Now you'll connect the chatbot to an external summarizer. This can be done using Power Automate, a no-code tool for integrating with APIs.

Option A: Use Your Own API

If you have access to a resume summarization API (e.g. OpenAI, Azure OpenAI, or a custom webhook):

  1. Open Power Automate
  2. Create a new Instant cloud flow → name it SummarizeResumeFlow
  3. Add trigger: When an HTTP request is received
  4. Add action: HTTP → call the resume summarizer API
  5. Return a simple text summary in the response

Option B: Use a Mock/Placeholder Flow

If you’re just testing, the API can return a static message like “This resume is for a marketing specialist with 5 years of experience.”

Once the flow is ready:

  1. Go back to Copilot Studio
  2. In the authoring canvas, click + → choose Call an action
  3. Select your Power Automate flow (SummarizeResumeFlow)
  4. Map the input userResume to the flow
  5. Store the result in a variable, e.g., summaryText

Step 5: Display the Summary to the User

Now that you have the summary, show it to the user.

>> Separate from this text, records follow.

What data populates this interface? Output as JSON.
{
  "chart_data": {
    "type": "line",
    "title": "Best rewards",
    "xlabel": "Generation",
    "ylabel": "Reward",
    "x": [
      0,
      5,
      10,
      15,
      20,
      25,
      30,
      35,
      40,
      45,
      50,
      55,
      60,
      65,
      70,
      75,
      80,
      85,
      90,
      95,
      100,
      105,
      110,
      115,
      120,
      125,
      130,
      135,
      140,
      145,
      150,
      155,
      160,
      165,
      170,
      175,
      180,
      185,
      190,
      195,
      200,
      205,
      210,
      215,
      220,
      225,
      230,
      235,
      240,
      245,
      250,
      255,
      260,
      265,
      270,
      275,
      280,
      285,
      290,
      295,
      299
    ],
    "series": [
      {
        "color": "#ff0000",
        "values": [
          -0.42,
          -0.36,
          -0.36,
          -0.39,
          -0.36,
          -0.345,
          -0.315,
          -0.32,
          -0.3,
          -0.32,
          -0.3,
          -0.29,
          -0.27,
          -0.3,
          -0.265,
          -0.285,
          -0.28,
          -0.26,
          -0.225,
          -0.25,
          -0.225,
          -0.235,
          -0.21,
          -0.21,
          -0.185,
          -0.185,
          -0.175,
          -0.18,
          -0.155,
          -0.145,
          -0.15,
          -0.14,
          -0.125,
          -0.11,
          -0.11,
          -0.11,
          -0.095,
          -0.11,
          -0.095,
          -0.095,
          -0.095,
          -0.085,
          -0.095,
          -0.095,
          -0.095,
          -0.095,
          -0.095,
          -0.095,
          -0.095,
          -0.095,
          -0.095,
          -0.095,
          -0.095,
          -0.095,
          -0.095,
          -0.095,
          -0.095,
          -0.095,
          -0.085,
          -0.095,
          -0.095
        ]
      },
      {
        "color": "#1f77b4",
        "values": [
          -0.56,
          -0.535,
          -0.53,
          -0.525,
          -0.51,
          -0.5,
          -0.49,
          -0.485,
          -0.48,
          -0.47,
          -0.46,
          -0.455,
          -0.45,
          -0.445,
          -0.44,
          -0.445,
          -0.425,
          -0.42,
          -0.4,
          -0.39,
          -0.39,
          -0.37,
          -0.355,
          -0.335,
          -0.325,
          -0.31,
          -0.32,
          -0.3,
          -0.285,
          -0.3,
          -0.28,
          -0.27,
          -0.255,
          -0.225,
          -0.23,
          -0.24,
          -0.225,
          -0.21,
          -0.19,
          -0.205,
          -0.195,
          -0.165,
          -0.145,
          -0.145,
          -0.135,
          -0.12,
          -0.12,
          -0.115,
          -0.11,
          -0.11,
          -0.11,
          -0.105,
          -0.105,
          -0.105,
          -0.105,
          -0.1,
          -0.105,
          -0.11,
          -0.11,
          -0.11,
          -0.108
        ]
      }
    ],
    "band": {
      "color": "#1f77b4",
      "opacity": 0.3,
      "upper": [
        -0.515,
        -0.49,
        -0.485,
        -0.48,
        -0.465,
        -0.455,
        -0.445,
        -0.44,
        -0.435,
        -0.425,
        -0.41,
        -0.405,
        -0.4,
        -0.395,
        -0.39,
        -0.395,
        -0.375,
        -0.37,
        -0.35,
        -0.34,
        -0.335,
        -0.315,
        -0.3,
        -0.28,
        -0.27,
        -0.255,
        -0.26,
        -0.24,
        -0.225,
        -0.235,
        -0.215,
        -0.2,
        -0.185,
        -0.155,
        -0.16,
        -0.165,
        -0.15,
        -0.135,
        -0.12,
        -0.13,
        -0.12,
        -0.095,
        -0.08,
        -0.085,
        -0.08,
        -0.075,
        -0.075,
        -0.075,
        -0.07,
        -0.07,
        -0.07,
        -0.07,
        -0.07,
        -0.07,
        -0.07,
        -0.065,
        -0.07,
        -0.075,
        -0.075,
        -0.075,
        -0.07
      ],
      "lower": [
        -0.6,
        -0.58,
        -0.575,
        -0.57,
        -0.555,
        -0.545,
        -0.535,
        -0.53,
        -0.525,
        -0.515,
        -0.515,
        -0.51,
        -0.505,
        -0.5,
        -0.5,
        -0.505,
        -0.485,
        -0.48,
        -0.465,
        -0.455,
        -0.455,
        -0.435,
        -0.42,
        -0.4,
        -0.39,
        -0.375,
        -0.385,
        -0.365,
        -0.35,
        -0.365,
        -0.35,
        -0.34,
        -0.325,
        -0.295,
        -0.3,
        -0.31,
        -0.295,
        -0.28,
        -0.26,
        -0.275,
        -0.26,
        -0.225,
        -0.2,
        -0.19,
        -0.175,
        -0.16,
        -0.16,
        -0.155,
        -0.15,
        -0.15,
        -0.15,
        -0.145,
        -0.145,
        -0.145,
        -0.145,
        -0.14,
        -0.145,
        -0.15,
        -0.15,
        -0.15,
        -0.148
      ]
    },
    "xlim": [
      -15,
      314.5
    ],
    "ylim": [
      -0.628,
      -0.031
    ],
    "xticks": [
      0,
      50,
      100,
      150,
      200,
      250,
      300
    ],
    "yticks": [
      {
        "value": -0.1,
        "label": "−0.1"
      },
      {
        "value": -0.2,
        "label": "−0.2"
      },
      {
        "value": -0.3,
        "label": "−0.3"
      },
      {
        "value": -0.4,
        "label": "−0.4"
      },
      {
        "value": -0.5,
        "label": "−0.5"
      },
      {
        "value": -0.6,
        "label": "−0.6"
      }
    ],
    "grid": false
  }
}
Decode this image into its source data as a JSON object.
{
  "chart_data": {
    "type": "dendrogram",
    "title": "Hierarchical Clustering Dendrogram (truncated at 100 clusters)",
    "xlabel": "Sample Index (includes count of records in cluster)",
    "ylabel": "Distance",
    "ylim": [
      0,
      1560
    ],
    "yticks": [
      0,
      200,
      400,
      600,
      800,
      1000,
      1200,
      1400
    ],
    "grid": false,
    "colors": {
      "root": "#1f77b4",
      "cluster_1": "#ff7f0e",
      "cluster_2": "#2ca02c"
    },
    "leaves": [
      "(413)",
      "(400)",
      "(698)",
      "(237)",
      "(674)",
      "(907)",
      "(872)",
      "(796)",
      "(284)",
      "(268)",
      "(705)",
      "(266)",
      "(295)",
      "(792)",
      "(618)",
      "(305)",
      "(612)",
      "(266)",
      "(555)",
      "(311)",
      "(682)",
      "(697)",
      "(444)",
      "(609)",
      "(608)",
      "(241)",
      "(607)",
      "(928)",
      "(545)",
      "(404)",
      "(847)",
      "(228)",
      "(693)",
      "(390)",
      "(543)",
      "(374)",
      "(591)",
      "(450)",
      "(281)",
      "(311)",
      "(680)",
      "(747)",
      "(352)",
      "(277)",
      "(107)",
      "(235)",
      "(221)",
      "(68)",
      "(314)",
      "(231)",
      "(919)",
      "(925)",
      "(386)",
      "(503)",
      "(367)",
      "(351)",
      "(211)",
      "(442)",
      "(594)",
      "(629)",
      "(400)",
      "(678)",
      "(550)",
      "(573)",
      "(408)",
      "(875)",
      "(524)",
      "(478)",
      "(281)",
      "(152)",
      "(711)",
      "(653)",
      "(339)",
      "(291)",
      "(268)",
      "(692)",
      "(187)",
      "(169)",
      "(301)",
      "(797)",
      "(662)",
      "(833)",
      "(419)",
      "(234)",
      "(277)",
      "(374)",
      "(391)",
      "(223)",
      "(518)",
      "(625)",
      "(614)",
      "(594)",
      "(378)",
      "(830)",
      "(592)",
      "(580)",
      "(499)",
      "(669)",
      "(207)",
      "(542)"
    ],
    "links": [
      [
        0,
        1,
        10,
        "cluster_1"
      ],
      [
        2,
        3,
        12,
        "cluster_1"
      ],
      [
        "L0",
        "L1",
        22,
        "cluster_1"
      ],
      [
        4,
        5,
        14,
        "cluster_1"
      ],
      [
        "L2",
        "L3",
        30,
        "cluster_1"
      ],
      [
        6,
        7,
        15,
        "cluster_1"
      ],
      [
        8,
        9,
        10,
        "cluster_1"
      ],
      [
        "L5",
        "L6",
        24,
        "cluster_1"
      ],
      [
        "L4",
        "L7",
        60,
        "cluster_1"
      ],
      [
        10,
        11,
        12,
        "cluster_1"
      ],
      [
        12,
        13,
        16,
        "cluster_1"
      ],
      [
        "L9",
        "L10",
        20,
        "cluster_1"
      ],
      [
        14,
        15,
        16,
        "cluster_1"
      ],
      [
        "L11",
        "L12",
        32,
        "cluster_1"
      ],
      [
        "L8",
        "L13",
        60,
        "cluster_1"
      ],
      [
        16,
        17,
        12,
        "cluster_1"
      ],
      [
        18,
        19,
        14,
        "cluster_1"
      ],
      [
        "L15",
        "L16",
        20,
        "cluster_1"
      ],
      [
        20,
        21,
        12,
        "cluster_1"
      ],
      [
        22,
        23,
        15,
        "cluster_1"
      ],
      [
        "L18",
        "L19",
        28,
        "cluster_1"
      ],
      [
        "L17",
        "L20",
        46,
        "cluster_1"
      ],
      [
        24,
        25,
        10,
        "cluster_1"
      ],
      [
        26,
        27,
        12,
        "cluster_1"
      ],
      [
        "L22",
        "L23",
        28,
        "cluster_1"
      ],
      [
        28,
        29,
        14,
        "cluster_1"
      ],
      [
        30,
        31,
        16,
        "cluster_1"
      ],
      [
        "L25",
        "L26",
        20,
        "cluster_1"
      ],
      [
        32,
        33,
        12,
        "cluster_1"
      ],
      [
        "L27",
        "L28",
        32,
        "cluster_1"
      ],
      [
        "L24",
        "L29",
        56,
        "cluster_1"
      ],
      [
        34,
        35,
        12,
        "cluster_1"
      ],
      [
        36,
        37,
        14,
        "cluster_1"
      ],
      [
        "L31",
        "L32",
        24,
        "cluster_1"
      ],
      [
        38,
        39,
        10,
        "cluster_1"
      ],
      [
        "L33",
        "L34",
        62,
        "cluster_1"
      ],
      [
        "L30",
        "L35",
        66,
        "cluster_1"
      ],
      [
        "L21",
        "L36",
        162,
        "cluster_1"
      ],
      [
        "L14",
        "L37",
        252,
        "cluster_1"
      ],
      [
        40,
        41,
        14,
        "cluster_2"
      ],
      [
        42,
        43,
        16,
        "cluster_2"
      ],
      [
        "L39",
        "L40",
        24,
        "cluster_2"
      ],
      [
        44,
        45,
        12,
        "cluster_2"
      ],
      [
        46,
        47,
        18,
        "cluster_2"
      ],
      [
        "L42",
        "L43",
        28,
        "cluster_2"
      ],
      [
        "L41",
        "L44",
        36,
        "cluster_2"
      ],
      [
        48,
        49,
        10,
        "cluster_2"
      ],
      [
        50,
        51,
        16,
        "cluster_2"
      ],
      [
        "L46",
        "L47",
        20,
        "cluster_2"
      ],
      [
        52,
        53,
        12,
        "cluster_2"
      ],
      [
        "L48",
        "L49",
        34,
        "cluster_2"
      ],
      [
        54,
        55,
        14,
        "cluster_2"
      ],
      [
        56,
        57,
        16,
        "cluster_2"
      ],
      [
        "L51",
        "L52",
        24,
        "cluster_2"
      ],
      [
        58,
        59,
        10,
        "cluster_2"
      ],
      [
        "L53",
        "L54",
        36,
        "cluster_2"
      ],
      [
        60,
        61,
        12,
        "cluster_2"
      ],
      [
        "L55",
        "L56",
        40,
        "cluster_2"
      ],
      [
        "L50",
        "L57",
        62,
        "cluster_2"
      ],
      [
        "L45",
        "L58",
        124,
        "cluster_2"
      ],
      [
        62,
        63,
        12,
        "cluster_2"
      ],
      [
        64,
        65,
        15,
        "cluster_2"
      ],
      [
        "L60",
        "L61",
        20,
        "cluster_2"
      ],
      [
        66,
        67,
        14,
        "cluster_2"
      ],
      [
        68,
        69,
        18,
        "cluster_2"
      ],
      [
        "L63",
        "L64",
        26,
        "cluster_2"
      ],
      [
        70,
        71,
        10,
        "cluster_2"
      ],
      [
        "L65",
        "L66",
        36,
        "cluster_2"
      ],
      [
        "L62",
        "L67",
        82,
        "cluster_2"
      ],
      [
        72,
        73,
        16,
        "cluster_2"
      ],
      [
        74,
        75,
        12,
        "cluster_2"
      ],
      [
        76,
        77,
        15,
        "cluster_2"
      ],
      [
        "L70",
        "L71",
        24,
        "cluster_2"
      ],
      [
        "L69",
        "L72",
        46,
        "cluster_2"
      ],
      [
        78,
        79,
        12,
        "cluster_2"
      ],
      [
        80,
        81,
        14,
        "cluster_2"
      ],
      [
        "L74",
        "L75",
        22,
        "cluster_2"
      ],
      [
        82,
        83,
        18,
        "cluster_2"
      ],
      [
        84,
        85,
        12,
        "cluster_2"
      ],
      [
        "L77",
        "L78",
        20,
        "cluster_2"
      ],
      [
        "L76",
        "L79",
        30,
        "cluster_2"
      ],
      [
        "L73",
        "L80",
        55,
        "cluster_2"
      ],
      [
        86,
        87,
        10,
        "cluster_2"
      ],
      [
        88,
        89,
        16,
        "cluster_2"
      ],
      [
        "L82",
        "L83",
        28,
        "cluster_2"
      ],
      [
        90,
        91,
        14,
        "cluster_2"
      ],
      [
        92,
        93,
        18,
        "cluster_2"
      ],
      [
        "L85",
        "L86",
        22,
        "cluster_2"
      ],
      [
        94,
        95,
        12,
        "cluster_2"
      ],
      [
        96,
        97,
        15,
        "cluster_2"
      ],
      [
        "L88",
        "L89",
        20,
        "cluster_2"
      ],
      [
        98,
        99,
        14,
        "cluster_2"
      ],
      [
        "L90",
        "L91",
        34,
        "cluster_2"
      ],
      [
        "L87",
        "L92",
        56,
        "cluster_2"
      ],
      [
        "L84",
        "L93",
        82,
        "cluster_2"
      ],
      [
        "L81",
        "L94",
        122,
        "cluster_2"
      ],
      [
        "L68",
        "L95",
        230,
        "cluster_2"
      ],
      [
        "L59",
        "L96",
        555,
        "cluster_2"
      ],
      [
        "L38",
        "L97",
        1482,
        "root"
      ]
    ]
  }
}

  1. Click the + icon below the flow call
  2. Choose Send a message
  3. Enter:
    1. Here's a summary of the resume: {summaryText}
Optionally, you can add follow-up questions like: Would you like to summarize another resume? Would you like to save this summary?
  1. Click the + icon below the flow call
  2. Choose Send a message
  3. Enter: Here's a summary of the resume: {summaryText}

Optionally, you can add follow-up questions like:

  • Would you like to summarize another resume?
  • Would you like to save this summary?

Step 6: Test and Publish Your Copilot

  1. Click Test your bot (in the top right corner)
  2. Type something like “Can you summarize this resume?”
  3. Paste a resume in the chat box
  4. Verify that it returns a summary

When you’re ready, you can click Publish in the top menu, and then go to Channels to share your bot via Microsoft Teams, or a public or internal website! Congrats on publishing your first agent!